YOGYAKARTA – Asma merupakan salah satu penyakit yang kerap ditemui pada anak. Prevalensi asma tertinggi di dunia mencapai 15-17 %. Sementara di Indonesia, prevalensi terendah didapatkan di kota Bandung yaitu 2,6 %, tertinggi di kota Jakarta 16,4% dan Yogyakarta 10,55%. Penyebab tingginya, prevalensi asma tersebut ditenggarai akibat kurangnya pengetahuan orang tua tentang asma dan penatalaksanaannya berhubungan erat peningkatan morbiditas dan mortalitas.
Demikian yang mengemuka dalam ujian promosi doktor FX Wikan Indrarto di Fakultas Kedokteran (FK) UGM, Jumat (23/9). Bertindak selaku promotor Prof. Dr. dr. Sutaryo, SpA (K) dank o-promotor Prof. Dr. Djauhar Ismail, MPH., Ph.D., Sp.A(K).
Indrarto menuturkan, peran orang tua dan dokter diketahui sangat penting dalam penatalaksanaan dan pengendalian gejala klinis asma pada anak. Namun penerimaan orang tua terhadap keadaan asma pada anak, masih bergantung dari pengaruh dan karakteristik psikososial orang tua, dibandingkan pengetahuannya tentang asma. “Intervensi psikososial dalam dukungan sosial dokter lebih diperlukan untuk menghasilkan penerimaan dan kepuasaan pasien,†kata dokter di RS Bethesda Yogyakarta.
Dia menambahkan, dukungan sosial yang dilaksanakan berbagai tingkat pelayanan kesehatan, dapat mempengaruhi kesehatan dan kesejahteraan seseorang, termasuk orang tua anak dengan asma.

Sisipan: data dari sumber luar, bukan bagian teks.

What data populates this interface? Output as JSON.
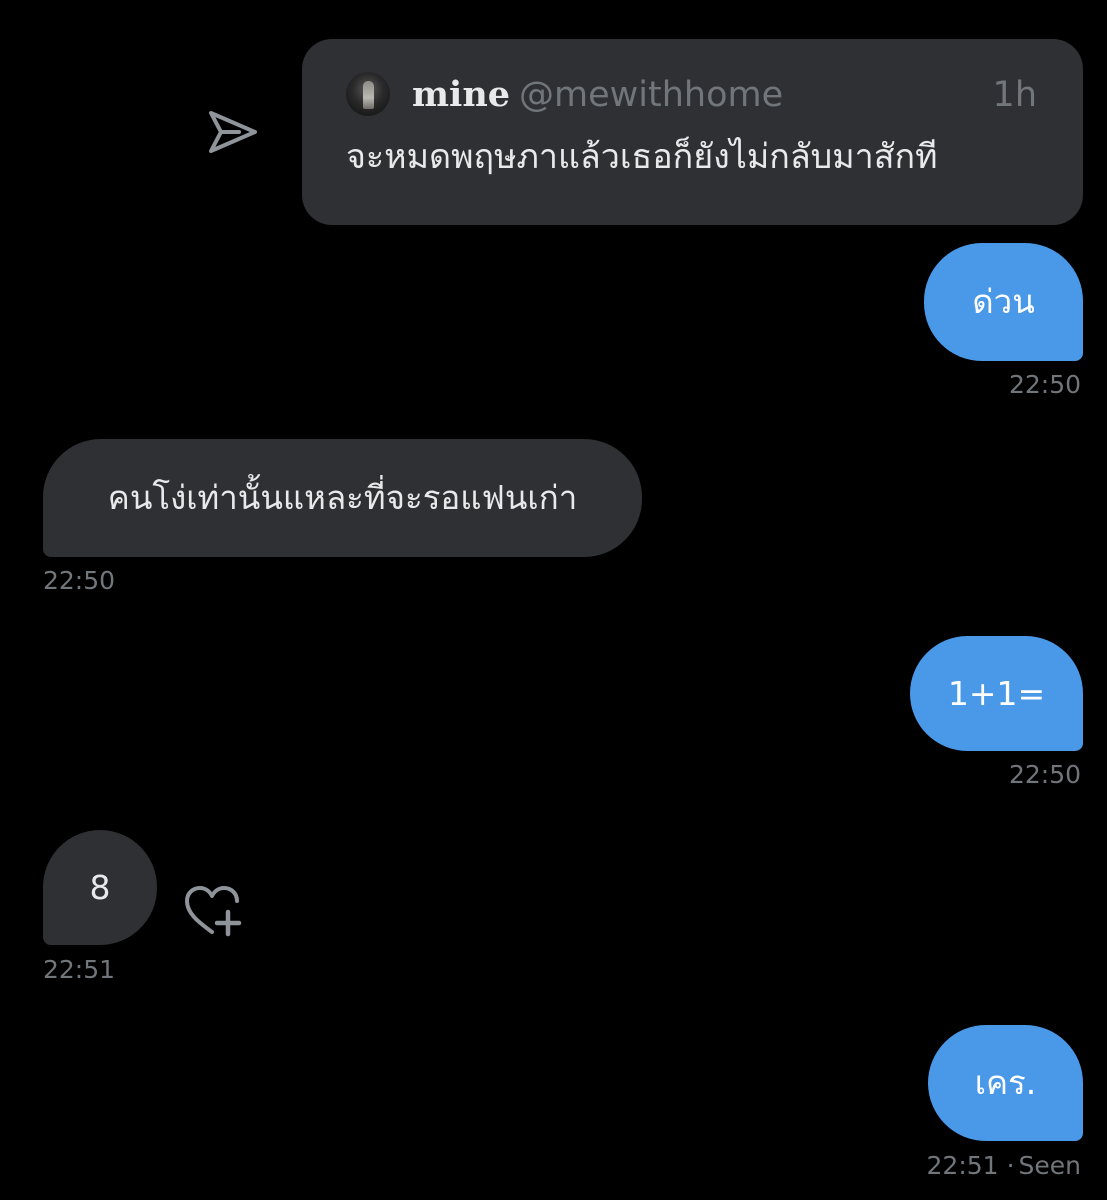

Oleh karena itu, dokter, perawat, kader kesehatan, guru dan teman sekelas dapat memberikan pendampingan untuk anak asma baik secara langsung maupun tidak langsung.
Dukungan sosial sangat penting karena dari hasil penelitian, ibu dari anak yang menderita asma terbukti memiliki lebih banyak gejala depresi daripada ibu dari anak yang tidak asma. Bahkan sering mengalami stres lebih lama sepanjang hidup , sehingga dibutuhkan dukungan sosial yang lebih lengkap.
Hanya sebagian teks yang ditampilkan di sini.